振り向いた先にいた千佳君の姿を視界に捕らえてどうしようかと迷った。

なんて言葉を掛けたらいいのかわからない。

それでも、何も思い付かないままゆっくりと千佳君に歩み寄る。


「どう、したの?」


触れようと手を伸ばすも、触れる直前で逆に千佳君に手首をがっちり掴まれる。

安堵した色を浮かべる双眸と目が合い、視線が絡まる。


「…。

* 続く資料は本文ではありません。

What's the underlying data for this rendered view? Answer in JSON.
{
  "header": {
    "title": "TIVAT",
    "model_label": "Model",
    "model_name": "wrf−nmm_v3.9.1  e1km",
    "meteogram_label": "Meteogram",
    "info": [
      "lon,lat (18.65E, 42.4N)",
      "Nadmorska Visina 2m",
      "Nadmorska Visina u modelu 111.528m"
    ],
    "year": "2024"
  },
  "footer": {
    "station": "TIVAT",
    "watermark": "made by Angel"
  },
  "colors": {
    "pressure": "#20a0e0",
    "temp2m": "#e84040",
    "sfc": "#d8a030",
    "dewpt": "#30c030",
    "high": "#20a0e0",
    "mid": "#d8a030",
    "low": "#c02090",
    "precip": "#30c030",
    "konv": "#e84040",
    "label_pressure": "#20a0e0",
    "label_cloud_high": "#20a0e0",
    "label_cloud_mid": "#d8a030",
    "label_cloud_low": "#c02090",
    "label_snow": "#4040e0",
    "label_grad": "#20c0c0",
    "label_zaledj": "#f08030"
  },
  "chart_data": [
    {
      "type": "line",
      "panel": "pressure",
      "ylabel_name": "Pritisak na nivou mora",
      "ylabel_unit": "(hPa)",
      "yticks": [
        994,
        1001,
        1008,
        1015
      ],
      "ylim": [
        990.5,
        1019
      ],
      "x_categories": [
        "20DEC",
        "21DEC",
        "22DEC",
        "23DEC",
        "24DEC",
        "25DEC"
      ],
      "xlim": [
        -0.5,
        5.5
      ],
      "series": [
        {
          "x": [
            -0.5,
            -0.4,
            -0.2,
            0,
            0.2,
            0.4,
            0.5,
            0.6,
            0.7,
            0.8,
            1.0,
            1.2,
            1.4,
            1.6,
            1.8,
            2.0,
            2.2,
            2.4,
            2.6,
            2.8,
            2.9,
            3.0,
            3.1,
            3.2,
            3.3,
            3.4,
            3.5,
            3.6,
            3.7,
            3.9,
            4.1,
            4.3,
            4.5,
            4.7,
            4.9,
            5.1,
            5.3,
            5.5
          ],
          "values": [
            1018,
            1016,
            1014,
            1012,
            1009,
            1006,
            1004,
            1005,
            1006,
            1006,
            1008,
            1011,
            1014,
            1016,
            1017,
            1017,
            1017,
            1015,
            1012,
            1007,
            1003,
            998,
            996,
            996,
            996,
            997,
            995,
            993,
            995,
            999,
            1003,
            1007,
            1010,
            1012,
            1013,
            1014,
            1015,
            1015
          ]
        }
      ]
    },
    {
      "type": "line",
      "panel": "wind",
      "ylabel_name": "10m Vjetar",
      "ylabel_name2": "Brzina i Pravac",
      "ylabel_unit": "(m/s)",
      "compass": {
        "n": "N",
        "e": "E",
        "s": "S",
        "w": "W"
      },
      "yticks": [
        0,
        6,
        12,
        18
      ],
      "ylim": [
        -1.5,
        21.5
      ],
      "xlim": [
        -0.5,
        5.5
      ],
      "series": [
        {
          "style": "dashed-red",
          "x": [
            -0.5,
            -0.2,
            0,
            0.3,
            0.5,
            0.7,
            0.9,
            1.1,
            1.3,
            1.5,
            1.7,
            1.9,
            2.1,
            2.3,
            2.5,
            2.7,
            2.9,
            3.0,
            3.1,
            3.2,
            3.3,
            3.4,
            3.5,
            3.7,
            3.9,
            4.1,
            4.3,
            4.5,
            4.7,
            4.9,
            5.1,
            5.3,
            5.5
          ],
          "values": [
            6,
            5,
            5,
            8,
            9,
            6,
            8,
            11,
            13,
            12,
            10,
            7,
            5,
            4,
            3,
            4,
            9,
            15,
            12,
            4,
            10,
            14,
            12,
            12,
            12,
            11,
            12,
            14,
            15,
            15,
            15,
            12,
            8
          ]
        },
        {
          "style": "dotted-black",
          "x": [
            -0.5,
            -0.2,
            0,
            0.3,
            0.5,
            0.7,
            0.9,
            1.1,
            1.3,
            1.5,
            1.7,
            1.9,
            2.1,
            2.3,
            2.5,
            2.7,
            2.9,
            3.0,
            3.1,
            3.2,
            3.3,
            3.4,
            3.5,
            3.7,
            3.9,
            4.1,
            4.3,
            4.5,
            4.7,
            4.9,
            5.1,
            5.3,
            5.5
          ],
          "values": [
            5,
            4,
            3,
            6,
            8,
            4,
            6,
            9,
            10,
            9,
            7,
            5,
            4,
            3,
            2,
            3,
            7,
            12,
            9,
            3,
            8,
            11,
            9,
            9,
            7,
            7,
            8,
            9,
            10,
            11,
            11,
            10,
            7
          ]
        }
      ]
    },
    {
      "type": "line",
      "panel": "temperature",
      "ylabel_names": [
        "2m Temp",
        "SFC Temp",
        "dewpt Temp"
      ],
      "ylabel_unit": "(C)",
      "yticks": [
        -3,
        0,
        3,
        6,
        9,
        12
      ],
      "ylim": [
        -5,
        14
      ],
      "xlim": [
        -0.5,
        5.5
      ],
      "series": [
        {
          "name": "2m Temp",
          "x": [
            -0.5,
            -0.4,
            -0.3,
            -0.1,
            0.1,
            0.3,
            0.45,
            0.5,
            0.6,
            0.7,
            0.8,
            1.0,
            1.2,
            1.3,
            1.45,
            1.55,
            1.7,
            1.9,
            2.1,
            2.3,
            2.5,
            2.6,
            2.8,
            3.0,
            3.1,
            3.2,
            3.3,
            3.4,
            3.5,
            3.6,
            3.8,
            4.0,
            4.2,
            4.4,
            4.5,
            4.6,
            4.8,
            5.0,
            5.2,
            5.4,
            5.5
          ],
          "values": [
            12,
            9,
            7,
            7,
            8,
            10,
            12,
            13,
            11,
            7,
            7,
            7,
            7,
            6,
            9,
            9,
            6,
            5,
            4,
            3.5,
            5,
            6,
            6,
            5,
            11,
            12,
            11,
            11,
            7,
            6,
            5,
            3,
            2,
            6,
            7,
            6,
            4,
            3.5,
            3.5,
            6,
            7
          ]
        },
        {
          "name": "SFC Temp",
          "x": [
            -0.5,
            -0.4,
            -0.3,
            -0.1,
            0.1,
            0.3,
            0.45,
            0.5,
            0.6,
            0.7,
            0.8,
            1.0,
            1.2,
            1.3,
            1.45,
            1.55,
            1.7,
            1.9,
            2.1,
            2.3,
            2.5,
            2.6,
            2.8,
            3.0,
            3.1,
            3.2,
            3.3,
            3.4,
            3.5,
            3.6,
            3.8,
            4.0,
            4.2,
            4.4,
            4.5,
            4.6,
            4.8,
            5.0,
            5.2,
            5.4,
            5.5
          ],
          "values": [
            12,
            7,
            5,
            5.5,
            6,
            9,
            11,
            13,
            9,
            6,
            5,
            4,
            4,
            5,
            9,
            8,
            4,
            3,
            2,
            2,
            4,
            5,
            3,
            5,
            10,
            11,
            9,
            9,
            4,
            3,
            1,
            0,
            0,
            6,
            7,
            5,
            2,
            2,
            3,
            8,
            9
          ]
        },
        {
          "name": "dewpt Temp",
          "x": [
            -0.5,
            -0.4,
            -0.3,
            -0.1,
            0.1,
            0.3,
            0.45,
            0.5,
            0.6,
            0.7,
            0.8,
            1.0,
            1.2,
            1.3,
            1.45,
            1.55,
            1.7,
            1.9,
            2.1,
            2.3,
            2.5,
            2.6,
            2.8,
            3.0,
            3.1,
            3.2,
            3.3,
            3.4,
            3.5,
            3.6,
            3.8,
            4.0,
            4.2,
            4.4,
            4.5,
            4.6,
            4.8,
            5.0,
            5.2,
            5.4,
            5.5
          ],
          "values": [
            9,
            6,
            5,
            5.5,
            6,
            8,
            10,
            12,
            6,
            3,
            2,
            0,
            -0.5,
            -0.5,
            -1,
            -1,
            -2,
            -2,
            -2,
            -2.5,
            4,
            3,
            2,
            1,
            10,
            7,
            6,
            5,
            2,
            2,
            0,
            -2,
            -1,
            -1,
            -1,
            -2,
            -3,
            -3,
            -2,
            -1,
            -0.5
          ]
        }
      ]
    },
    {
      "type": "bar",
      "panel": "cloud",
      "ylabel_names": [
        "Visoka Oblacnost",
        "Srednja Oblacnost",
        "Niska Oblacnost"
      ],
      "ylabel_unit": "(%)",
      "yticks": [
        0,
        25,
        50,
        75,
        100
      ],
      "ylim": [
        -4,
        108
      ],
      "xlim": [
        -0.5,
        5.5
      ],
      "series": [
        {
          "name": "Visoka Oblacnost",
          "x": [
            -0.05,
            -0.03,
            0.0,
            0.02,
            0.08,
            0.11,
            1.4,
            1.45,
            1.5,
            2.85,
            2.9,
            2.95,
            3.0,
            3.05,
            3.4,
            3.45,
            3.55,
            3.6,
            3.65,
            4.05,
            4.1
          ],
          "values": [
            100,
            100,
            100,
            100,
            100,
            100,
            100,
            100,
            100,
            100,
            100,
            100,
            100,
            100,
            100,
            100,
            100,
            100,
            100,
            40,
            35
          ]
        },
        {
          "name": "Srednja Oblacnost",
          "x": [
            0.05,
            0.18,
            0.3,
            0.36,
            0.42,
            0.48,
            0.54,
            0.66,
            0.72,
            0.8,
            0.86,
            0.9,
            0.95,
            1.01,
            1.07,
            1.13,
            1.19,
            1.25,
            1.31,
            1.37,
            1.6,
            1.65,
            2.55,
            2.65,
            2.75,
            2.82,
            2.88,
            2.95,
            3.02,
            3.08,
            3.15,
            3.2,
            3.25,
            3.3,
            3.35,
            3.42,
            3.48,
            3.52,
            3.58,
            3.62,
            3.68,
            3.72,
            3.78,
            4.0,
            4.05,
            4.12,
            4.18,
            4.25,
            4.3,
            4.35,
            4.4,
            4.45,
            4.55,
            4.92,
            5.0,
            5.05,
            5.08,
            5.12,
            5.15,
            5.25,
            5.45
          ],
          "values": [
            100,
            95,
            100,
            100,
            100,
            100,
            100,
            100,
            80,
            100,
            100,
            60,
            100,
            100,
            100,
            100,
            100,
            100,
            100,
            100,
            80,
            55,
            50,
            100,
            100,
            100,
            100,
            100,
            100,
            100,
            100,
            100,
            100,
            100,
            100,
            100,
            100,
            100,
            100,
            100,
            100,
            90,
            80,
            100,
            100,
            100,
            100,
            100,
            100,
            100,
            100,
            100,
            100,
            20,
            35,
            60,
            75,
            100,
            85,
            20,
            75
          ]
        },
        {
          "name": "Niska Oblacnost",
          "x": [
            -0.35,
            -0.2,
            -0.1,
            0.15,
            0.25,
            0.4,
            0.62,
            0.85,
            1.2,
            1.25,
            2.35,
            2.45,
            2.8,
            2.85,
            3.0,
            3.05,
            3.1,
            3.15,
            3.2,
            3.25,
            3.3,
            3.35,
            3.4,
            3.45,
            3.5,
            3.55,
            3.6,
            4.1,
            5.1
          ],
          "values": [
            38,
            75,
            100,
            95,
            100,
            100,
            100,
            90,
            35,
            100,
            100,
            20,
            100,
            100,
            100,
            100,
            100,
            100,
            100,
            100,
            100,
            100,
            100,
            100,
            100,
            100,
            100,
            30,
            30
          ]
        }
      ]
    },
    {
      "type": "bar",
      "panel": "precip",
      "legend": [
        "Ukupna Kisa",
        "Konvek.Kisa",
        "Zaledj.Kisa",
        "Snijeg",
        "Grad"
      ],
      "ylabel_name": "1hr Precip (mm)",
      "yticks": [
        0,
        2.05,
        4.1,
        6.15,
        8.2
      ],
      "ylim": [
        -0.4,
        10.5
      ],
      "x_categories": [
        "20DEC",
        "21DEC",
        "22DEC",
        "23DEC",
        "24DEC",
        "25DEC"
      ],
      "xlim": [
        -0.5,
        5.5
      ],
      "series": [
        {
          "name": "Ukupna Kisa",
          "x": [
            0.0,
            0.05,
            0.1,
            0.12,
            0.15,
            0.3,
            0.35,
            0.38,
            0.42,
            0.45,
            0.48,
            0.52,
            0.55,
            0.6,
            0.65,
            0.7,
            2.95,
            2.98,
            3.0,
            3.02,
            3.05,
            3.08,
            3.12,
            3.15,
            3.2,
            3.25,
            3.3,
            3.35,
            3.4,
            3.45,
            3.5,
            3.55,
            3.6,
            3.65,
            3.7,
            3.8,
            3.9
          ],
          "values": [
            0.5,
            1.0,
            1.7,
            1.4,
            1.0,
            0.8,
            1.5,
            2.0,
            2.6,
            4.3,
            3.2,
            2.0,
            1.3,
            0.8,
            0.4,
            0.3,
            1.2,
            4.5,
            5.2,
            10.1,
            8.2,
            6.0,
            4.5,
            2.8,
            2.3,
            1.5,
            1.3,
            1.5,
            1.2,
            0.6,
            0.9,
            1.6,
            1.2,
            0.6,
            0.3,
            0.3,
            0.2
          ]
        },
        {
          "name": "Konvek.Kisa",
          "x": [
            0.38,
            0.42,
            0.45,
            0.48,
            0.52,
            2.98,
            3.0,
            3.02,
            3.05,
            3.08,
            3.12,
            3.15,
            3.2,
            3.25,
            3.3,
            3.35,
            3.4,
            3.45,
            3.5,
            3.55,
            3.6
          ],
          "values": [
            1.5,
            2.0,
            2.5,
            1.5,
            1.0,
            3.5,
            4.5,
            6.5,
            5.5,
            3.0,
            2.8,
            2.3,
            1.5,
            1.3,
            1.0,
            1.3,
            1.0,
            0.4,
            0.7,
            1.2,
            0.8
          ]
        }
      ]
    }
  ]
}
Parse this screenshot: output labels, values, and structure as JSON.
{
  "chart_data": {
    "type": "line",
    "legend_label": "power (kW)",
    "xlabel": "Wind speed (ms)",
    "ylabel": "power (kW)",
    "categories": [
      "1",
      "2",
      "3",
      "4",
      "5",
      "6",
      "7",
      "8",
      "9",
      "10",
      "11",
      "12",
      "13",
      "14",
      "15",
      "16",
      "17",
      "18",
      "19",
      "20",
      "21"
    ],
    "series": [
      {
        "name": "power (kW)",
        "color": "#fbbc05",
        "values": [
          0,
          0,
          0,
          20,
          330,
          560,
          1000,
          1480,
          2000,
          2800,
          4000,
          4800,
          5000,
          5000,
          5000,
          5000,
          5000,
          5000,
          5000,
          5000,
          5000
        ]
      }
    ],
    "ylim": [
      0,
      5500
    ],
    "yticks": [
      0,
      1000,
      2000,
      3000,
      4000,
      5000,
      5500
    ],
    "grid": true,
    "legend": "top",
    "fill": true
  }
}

…行くぞ」

「え、あの」


ぐいっと引っ張られて、歩き出す。

慌てて止めようにも、力負けしてそのまま数学準備室の出口に近付いていく。


―まだ答え聞いてないのにっ!

突破口を塞がれそうになる。

さすがにそれはまずいと思っても、千佳君を止められそうにない。


「ち、千佳君っ」

「皆待ってる」


前だけを向いて歩く千佳君に不安が募る。

怒らしたのだろうか。

でも、何で、どうして、私何かしたの?

疑問は声になることなく、自分の中だけで飛び交う。


「サヨナラ、センセー」


くるりと振り返って、棒読みの一言。

取り敢えず覚えていたから一応言った感がありありと滲む挨拶を口にして千佳君はまた足を進める。

大月先生からの返事は無かった。